At first, Tante didn’t register the situation, and she gave Step-and-a-Half the irritated once-over, the condescending twitch of her mouth, that, at best, she gave her at Waldvogel’s when Step-and-a-Half claimed her scraps. And she waited, staring past the saleswoman, for the boss to appear. Then she looked back at the woman behind the counter, and at Step-and-a-Half, who was regarding her with a tigerish amusement.

“Well?” said Step-and-a-Half.

“I’m here to see the boss,” said Tante, her eyes flicking all around the little room.

“You’re looking at the boss,” said Step-and-a-Half.

Tante heard that. Her head swiveled, and the complicated knots of her hair fairly writhed at her sharp movement. She thought that she couldn’t have heard right, and gave a short, barking laugh.

“What do you mean?”

“This here is my place.”

The woman behind the counter blew the air out her cheeks impatiently. “Well you said you was looking for work, didn’t you?”

Tante still couldn’t take it in, but she nodded dumbly in the affirmative. Then cleared her throat and said in meek puzzlement, “Yes.”

“Can you sell?” Step-and-a-Half asked the question now.

Somehow an affirmative answer emerged from Tante.

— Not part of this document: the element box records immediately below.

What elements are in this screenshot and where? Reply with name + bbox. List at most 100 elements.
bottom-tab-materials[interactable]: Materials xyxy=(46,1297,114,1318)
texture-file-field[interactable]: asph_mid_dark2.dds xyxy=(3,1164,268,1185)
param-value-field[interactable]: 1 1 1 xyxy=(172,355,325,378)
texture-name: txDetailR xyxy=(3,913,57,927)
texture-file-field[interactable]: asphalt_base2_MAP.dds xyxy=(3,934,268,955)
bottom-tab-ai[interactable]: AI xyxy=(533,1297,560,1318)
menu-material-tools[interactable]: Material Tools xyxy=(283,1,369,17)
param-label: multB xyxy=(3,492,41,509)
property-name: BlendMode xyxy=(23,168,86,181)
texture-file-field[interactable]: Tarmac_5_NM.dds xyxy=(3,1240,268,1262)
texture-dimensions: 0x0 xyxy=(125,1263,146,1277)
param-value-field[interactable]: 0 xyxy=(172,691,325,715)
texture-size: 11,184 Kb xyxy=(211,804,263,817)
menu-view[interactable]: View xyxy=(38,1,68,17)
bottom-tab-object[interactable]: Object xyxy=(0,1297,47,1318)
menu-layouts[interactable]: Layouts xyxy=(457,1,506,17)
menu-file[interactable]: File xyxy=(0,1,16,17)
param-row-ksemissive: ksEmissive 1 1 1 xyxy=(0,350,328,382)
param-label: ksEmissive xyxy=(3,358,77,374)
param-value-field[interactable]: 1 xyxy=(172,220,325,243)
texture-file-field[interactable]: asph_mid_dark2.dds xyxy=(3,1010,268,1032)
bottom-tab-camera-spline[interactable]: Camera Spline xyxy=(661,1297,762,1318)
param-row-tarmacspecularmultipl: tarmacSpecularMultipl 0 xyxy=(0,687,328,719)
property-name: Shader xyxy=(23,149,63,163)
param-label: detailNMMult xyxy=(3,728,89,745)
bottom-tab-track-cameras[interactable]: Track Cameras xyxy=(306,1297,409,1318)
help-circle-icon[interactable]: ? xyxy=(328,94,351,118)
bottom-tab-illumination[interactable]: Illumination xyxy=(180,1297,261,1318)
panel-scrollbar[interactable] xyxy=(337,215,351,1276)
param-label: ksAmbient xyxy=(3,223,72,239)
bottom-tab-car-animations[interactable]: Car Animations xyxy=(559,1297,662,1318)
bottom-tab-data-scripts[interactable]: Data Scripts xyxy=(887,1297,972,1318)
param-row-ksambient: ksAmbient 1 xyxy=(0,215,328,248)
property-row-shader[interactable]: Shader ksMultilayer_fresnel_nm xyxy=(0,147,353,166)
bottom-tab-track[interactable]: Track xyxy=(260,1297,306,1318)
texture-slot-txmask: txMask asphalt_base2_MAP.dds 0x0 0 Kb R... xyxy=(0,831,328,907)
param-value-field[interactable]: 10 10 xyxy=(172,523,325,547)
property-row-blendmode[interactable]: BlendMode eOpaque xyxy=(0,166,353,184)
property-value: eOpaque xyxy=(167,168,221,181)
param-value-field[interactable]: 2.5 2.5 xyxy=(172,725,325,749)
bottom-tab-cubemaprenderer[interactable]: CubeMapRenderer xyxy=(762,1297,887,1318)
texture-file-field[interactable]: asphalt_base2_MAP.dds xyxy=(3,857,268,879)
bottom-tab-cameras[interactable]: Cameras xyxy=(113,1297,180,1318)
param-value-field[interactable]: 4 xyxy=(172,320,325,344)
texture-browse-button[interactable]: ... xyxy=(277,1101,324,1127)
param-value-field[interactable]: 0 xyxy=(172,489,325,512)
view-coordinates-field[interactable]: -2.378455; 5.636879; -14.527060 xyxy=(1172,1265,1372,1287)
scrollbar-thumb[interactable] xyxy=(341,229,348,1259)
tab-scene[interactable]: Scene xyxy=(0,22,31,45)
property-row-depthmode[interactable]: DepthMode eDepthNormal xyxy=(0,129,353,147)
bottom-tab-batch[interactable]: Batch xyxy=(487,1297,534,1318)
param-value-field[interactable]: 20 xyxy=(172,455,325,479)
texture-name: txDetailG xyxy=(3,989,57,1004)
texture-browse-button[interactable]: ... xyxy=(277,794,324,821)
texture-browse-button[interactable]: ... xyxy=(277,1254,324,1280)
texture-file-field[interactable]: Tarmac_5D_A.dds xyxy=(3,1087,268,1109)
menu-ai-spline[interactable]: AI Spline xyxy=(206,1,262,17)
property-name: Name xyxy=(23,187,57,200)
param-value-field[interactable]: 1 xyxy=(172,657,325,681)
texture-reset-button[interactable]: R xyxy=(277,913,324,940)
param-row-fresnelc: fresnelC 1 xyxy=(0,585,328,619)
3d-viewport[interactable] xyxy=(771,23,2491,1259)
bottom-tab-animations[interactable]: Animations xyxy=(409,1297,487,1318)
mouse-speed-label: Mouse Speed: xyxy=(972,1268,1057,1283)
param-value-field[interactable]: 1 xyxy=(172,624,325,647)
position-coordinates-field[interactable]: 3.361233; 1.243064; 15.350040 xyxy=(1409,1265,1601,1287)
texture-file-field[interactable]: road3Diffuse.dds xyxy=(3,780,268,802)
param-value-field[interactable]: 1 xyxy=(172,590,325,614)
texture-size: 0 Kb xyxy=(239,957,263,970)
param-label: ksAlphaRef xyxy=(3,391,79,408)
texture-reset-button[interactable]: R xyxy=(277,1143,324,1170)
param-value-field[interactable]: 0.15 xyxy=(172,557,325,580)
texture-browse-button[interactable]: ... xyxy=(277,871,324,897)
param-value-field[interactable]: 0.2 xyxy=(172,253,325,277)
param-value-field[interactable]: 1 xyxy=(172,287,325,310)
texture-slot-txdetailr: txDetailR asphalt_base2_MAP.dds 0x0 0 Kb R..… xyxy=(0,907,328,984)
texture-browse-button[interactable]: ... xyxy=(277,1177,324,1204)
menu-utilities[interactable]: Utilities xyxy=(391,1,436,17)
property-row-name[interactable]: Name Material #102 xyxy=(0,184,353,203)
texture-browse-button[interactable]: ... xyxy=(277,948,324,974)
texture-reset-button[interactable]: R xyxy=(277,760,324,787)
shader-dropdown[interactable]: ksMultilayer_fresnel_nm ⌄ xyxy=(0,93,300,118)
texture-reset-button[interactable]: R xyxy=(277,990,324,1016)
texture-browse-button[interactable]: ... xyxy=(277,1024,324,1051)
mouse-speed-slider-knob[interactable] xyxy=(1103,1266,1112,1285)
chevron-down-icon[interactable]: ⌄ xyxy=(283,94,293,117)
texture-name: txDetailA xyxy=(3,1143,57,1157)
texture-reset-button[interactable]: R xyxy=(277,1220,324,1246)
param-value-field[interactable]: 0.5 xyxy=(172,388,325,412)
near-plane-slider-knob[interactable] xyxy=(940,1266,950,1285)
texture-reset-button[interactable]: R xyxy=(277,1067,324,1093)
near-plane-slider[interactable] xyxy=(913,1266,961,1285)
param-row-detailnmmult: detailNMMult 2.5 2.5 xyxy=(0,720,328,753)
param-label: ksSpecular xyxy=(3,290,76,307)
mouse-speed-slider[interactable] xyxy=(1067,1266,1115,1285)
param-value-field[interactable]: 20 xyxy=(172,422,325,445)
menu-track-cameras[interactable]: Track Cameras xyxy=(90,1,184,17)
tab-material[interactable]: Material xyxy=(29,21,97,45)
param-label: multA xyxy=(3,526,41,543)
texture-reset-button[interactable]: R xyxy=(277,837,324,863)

“And do you know a damn thing about all this stuff?” Step-and-a-Half swept her arm around the festooned store walls. The supercilious grandeur that had always seemed absurd when she was a scrap hauler now seemed more appropriate for the owner of sumptuous bolts of fabric, the huge variety of extraordinary pickings and leavings stacked in piles and lovingly displayed on nails or set off in a celebratory way on shelves.

Though she still had not emerged from her shock, Tante took up the challenge. “I know much!”

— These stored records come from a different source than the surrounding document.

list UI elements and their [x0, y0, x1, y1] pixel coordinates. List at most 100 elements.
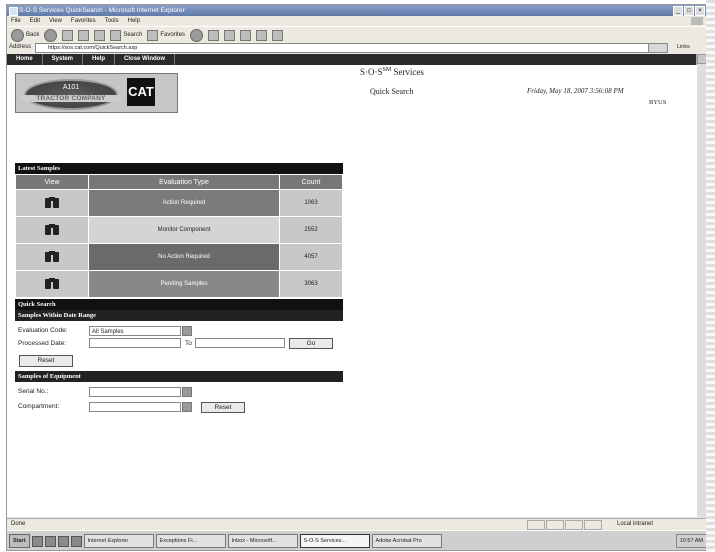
binoculars-icon[interactable]: [44, 249, 60, 263]
nav-system[interactable]: System: [43, 54, 84, 65]
column-header-view: View: [15, 174, 89, 190]
table-row[interactable]: Monitor Component 2552: [15, 216, 343, 244]
processed-date-to-input[interactable]: [195, 338, 285, 348]
quicklaunch-outlook-icon[interactable]: [57, 535, 69, 547]
taskbar-button[interactable]: S-O-S Services...: [299, 534, 370, 548]
user-id: BYUS: [649, 99, 667, 106]
compartment-row: Compartment: Reset: [15, 400, 343, 415]
menu-favorites[interactable]: Favorites: [71, 16, 96, 26]
close-button[interactable]: ×: [695, 6, 705, 16]
search-button[interactable]: Search: [110, 29, 143, 41]
discuss-icon[interactable]: [256, 29, 268, 41]
processed-date-row: Processed Date: To Go: [15, 337, 343, 350]
taskbar-button[interactable]: Adobe Acrobat Pro: [371, 534, 442, 548]
links-button[interactable]: Links: [677, 42, 690, 53]
quicklaunch-ie-icon[interactable]: [44, 535, 56, 547]
menu-bar: File Edit View Favorites Tools Help: [7, 16, 707, 26]
title-bar: S-O-S Services QuickSearch - Microsoft I…: [7, 5, 707, 16]
back-button[interactable]: Back: [11, 28, 40, 42]
quicklaunch-desktop-icon[interactable]: [31, 535, 43, 547]
mail-icon[interactable]: [208, 29, 220, 41]
chevron-down-icon[interactable]: [182, 326, 192, 336]
minimize-button[interactable]: _: [673, 6, 683, 16]
menu-tools[interactable]: Tools: [105, 16, 119, 26]
star-icon: [147, 29, 159, 41]
address-go-button[interactable]: [648, 43, 668, 53]
history-icon[interactable]: [190, 28, 204, 42]
status-bar: Done Local intranet: [7, 518, 707, 530]
service-suffix: Services: [391, 67, 424, 77]
edit-icon[interactable]: [240, 29, 252, 41]
binoculars-icon[interactable]: [44, 222, 60, 236]
quicklaunch-word-icon[interactable]: [70, 535, 82, 547]
evaluation-code-select[interactable]: All Samples: [89, 326, 181, 336]
page-title: Quick Search: [370, 87, 414, 96]
address-label: Address: [9, 44, 32, 50]
view-cell[interactable]: [15, 243, 89, 271]
binoculars-icon[interactable]: [44, 195, 60, 209]
back-label: Back: [26, 32, 40, 38]
evaluation-code-label: Evaluation Code:: [18, 327, 68, 334]
search-icon: [110, 29, 122, 41]
app-nav: Home System Help Close Window: [7, 54, 697, 65]
evaluation-type-pending-samples[interactable]: Pending Samples: [88, 270, 280, 298]
quick-search-panel: Quick Search Samples Within Date Range E…: [15, 299, 343, 415]
processed-date-from-input[interactable]: [89, 338, 181, 348]
latest-samples-table: View Evaluation Type Count Action Requir…: [15, 174, 343, 298]
compartment-select[interactable]: [89, 402, 181, 412]
serial-select[interactable]: [89, 387, 181, 397]
table-row[interactable]: Action Required 1063: [15, 189, 343, 217]
menu-edit[interactable]: Edit: [30, 16, 40, 26]
latest-samples-panel: Latest Samples View Evaluation Type Coun…: [15, 163, 343, 298]
date-reset-button[interactable]: Reset: [19, 355, 73, 367]
equipment-reset-button[interactable]: Reset: [201, 402, 245, 413]
search-label: Search: [123, 32, 143, 38]
chevron-down-icon[interactable]: [182, 402, 192, 412]
refresh-icon[interactable]: [78, 29, 90, 41]
go-button[interactable]: Go: [289, 338, 333, 349]
stop-icon[interactable]: [62, 29, 74, 41]
address-bar: Address https://sos.cat.com/QuickSearch.…: [7, 42, 707, 53]
table-row[interactable]: Pending Samples 3063: [15, 270, 343, 298]
equipment-title: Samples of Equipment: [15, 371, 343, 382]
favorites-button[interactable]: Favorites: [147, 29, 185, 41]
maximize-button[interactable]: □: [684, 6, 694, 16]
tractor-company-badge: A101 TRACTOR COMPANY: [20, 79, 122, 110]
view-cell[interactable]: [15, 189, 89, 217]
nav-close-window[interactable]: Close Window: [115, 54, 175, 65]
quick-search-title: Quick Search: [15, 299, 343, 310]
serial-row: Serial No.:: [15, 385, 343, 400]
forward-arrow-icon[interactable]: [44, 28, 58, 42]
view-cell[interactable]: [15, 270, 89, 298]
chevron-down-icon[interactable]: [182, 387, 192, 397]
address-input[interactable]: https://sos.cat.com/QuickSearch.asp: [35, 43, 649, 53]
view-cell[interactable]: [15, 216, 89, 244]
browser-window: S-O-S Services QuickSearch - Microsoft I…: [6, 4, 708, 551]
evaluation-type-no-action-required[interactable]: No Action Required: [88, 243, 280, 271]
menu-file[interactable]: File: [11, 16, 21, 26]
date-display: Friday, May 18, 2007 3:56:08 PM: [527, 87, 624, 95]
windows-logo-icon: [691, 17, 703, 25]
taskbar-button[interactable]: Internet Explorer: [83, 534, 154, 548]
date-range-title: Samples Within Date Range: [15, 310, 343, 321]
binoculars-icon[interactable]: [44, 276, 60, 290]
window-title: S-O-S Services QuickSearch - Microsoft I…: [19, 7, 185, 14]
messenger-icon[interactable]: [272, 29, 284, 41]
taskbar-button[interactable]: Inbox - Microsoft...: [227, 534, 298, 548]
count-cell: 1063: [279, 189, 343, 217]
menu-help[interactable]: Help: [128, 16, 140, 26]
print-icon[interactable]: [224, 29, 236, 41]
evaluation-type-action-required[interactable]: Action Required: [88, 189, 280, 217]
home-icon[interactable]: [94, 29, 106, 41]
nav-help[interactable]: Help: [83, 54, 116, 65]
menu-view[interactable]: View: [49, 16, 62, 26]
status-sections: [527, 520, 602, 530]
table-row[interactable]: No Action Required 4057: [15, 243, 343, 271]
count-cell: 4057: [279, 243, 343, 271]
taskbar-button[interactable]: Exceptions Fi...: [155, 534, 226, 548]
ie-icon: [9, 7, 18, 16]
start-button[interactable]: Start: [9, 534, 30, 548]
nav-home[interactable]: Home: [7, 54, 43, 65]
evaluation-type-monitor-component[interactable]: Monitor Component: [88, 216, 280, 244]
column-header-count: Count: [279, 174, 343, 190]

“And do you have to wear that thing?”

Step-and-a-Half nodded at the metal-buttoned suit, but Tante reared back and folded her arms and shut her astonished mouth. Her need for work smacked up against her pride and drove hard against the impossible image of this tattered and flamboyant scrap hauler now mysteriously turned respectable business owner. And potential boss. Things were turned right over in her mind. Her social pride was upset. And yet she could have stood that. It was the slight of her clothing, the specific suit, which she yet wore with honor and offended loyalty, that she couldn’t bear.

“This is a good suit, and most costly,” she informed her. Step-and-a-Half waved away her stiff words and kicked her foot at a graceful, womanly, black enamel electric Singer with delicate gold flower trim and an optional wood cabinet that fit beautifully beneath.

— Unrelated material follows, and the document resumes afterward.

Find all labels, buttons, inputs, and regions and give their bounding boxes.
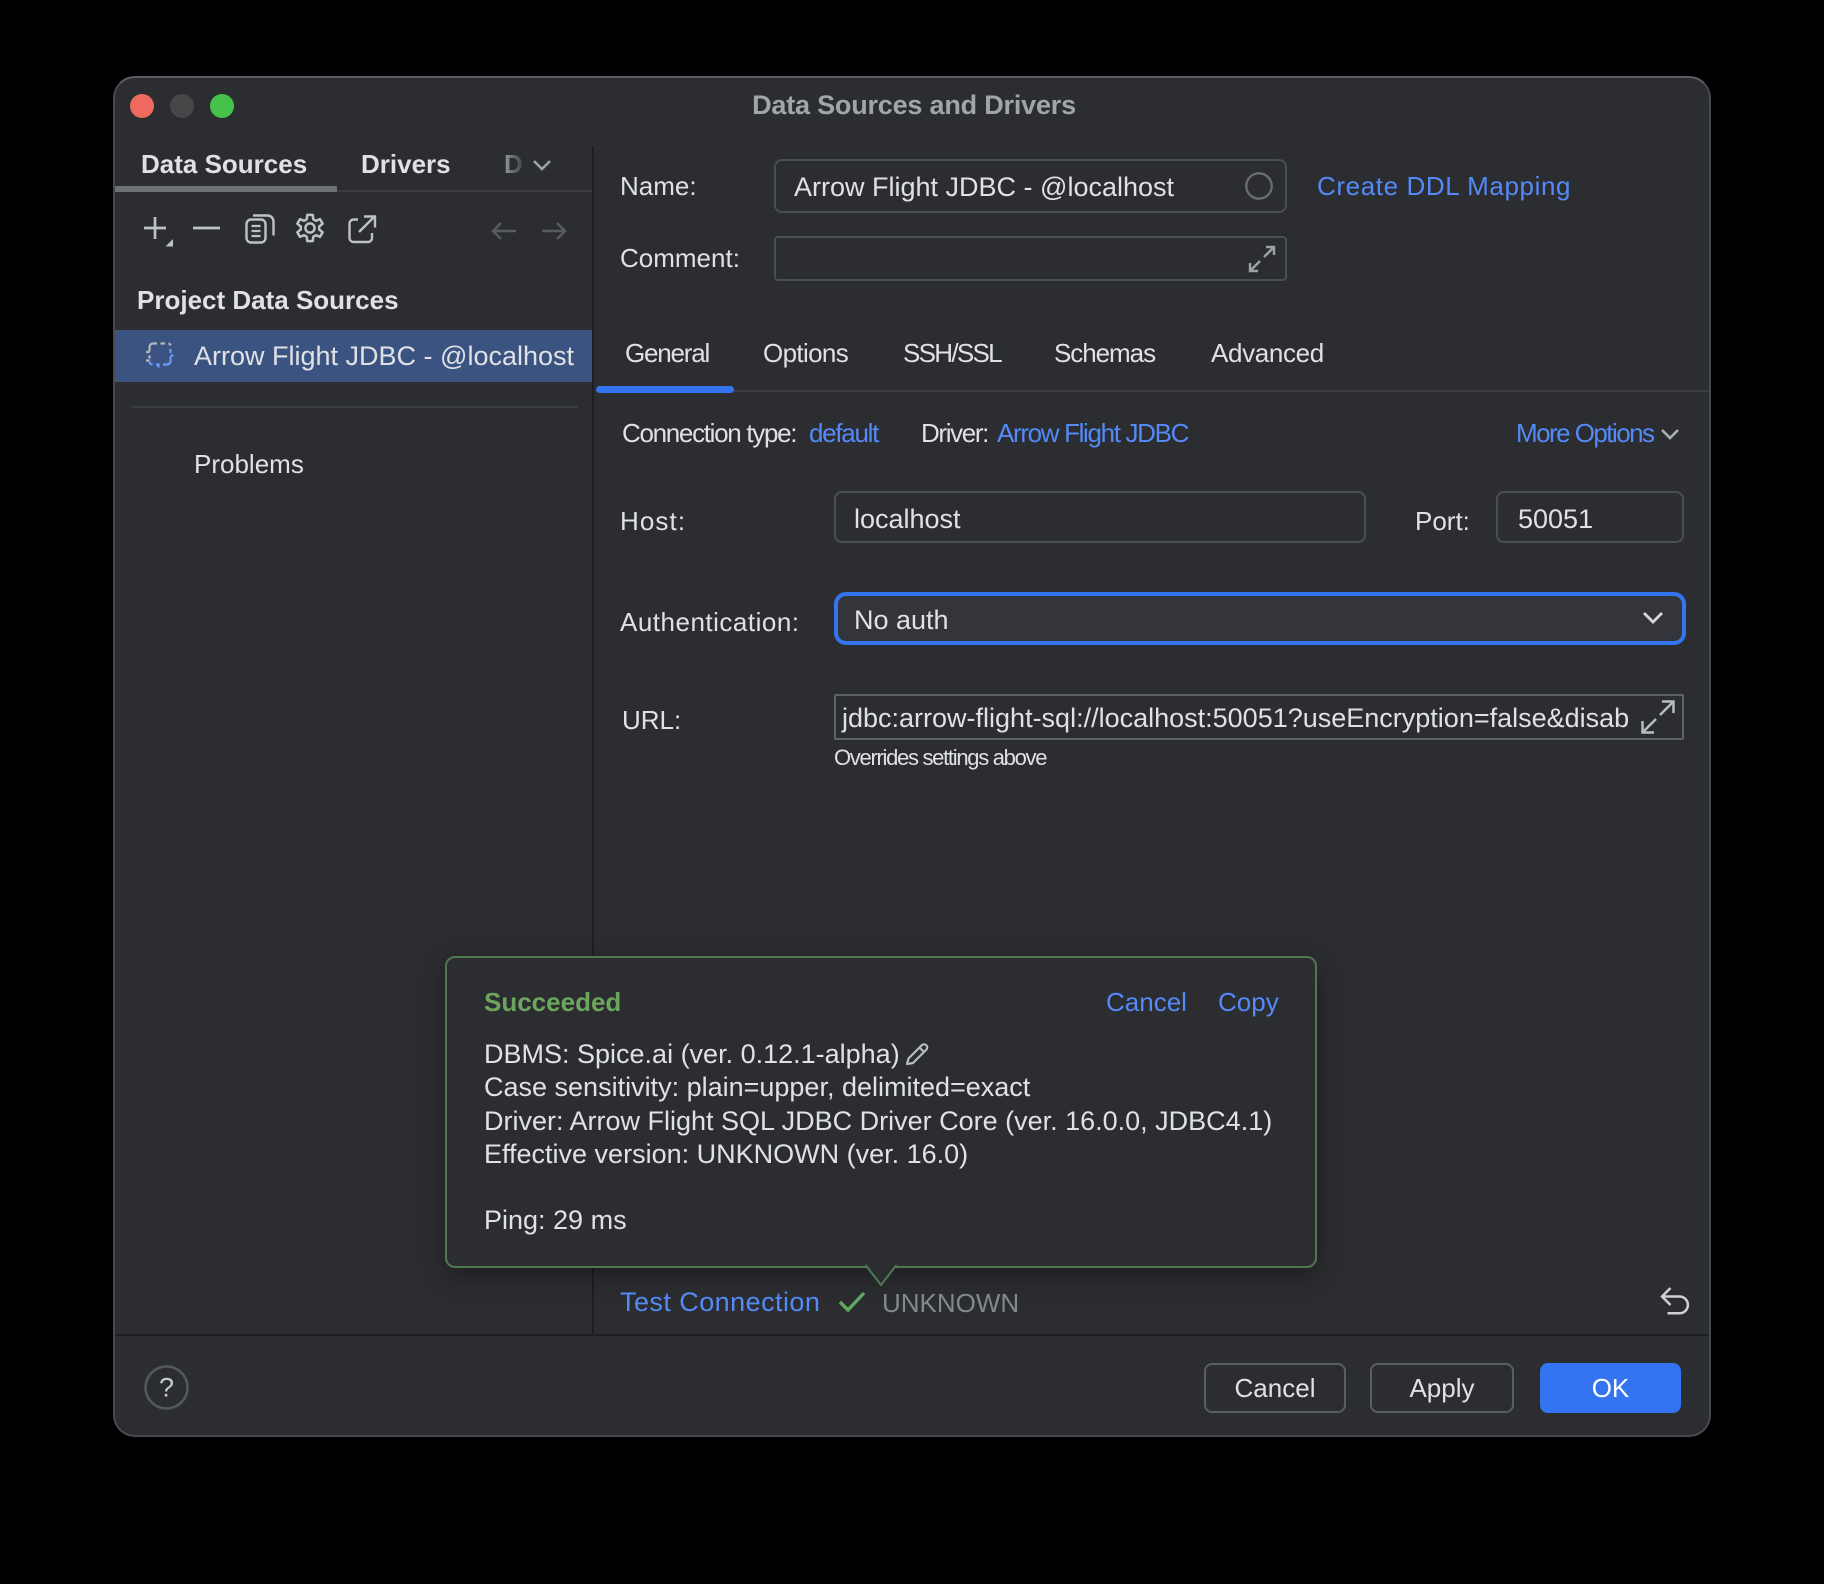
svg-text:?: ? bbox=[159, 1373, 174, 1403]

“If you can work the thing, you can sell the thing.”

“I’ll learn to work it,” was Tante’s promise. She couldn’t take her eyes off the gleaming instrument, the very latest model, streamlined and yet familiar. The whole room seemed to narrow to that machine, as though a spotlight were turned upon it. All else fell into blackness and insignificance, even the idea of working under Step-and-a-Half, a surprise so grave that the potential humiliation hadn’t even sunk in or truly registered with Tante. The lustrous, compact little businesslike machine with its sparkling needle and shining chrome flywheel was enough, for the moment, to still the larger picture. For it made sense of her dilemma. Tante touched the cool curve where the arm accommodated the cloth, ran her hand curiously over the carved oak of the cabinet.

“Sit down at it,” said Step-and-a-Half. “Mrs. Knutson can give you the rundown.”

Charmed and fascinated, Tante sat down at the machine and accepted instructions. Even when the person she despised most in the town, Roy Watzka, stepped past her bearing in his arms a bolt of purple felt to place in the window, she hardly acknowledged him. She was learning to thread the needle.